How To Stop Spoofed Emails
One of the big problems with spoofed emails is that you can’t rely on spam filters and similar automated tools to stop them. If a hacker manages to spoof an address that your email client already trusts, it’s extremely likely to make it through to your inbox even if you have excellent spam and virus protection.
Familiarity with the behavior of your contacts is the biggest factor in spotting something hinky. Did they send you an email with a weird title, for example? Or did they send you an attachment when you weren’t expecting one? How about if they start asking for money out of the blue? Or if they seem to really want you to follow a link to something in the body of an email? These are all red flags that it’s not your friend or associate at the other end, but a hacker who has managed to spoof their account.
The first step in spoofing protection is in understanding how hackers will try to attack you. Unless you have your email account set to automatically download or execute attachments, you can’t be hit with malware just by opening and reading the text in an email. For their attack to work, they need you to either open an attachment or follow a link to an attack site. If you weren’t expecting a file attachment from someone, call or contact them on instant messaging or social media first to verify before downloading it, or send them an email about it by opening a new message and manually entering their address from your contacts list (autocomplete is OK, just don’t hit “reply” to the suspected message).

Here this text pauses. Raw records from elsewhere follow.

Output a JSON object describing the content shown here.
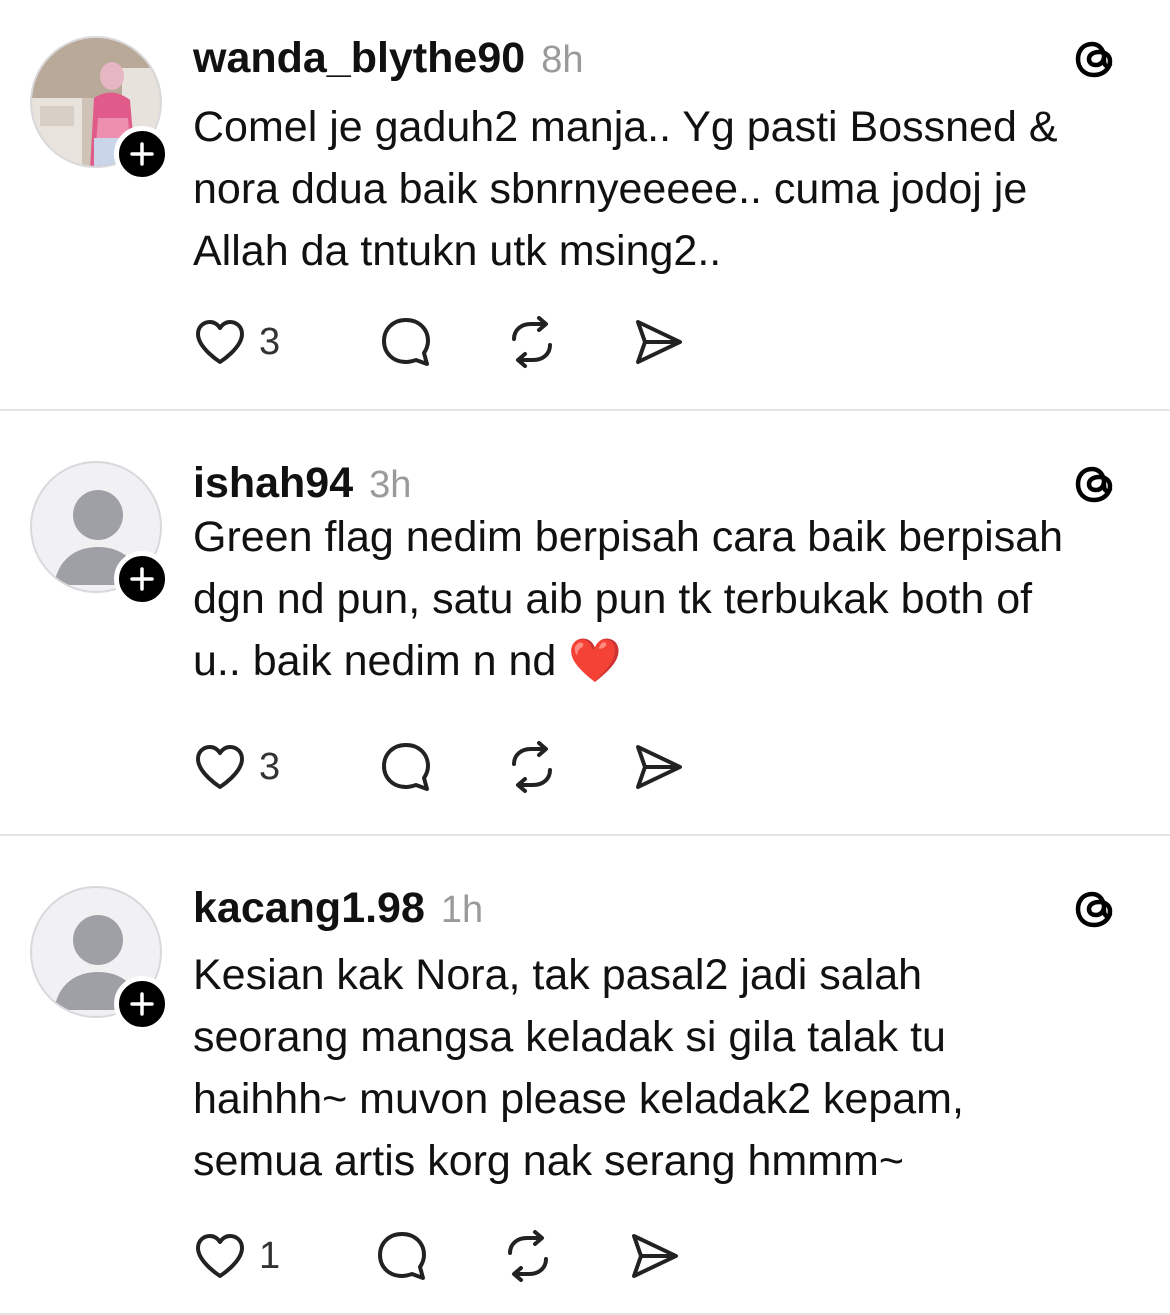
{
  "comments": [
    {
      "username": "wanda_blythe90",
      "time": "8h",
      "text": "Comel je gaduh2 manja.. Yg pasti Bossned &\nnora ddua baik sbnrnyeeeee.. cuma jodoj je\nAllah da tntukn utk msing2..",
      "likes": "3",
      "avatar": "photo-avatar"
    },
    {
      "username": "ishah94",
      "time": "3h",
      "text": "Green flag nedim berpisah cara baik berpisah\ndgn nd pun, satu aib pun tk terbukak both of\nu.. baik nedim n nd ❤️",
      "likes": "3",
      "avatar": "default-avatar"
    },
    {
      "username": "kacang1.98",
      "time": "1h",
      "text": "Kesian kak Nora, tak pasal2 jadi salah\nseorang mangsa keladak si gila talak tu\nhaihhh~ muvon please keladak2 kepam,\nsemua artis korg nak serang hmmm~",
      "likes": "1",
      "avatar": "default-avatar"
    }
  ],
  "icons": {
    "like": "heart-icon",
    "reply": "reply-icon",
    "repost": "repost-icon",
    "share": "share-icon",
    "brand": "threads-logo-icon",
    "follow": "plus-icon"
  },
  "colors": {
    "text": "#111111",
    "muted": "#9a9a9a",
    "divider": "#e4e4e4",
    "badge": "#000000"
  }
}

The second step is in learning how to check email headers. Though spoofers can fake the “sent from” address, they can’t fake the unique IP address that each email account sends from. This is a series of four groups of digits separated by dots — for example, 188.8.131.52 would be what an IP address looks like. Match the IP address seen in the suspected message to the ones seen in previous legitimate messages from your contact. Now, this isn’t foolproof, as some people have “dynamic” IP addresses that change periodically. However, they will still likely be coming from the same general geographical area. You can check this by entering it at a site like IP Location. If your contact is in California and the suspect email came from Romania, it’s safe to assume it’s bogus.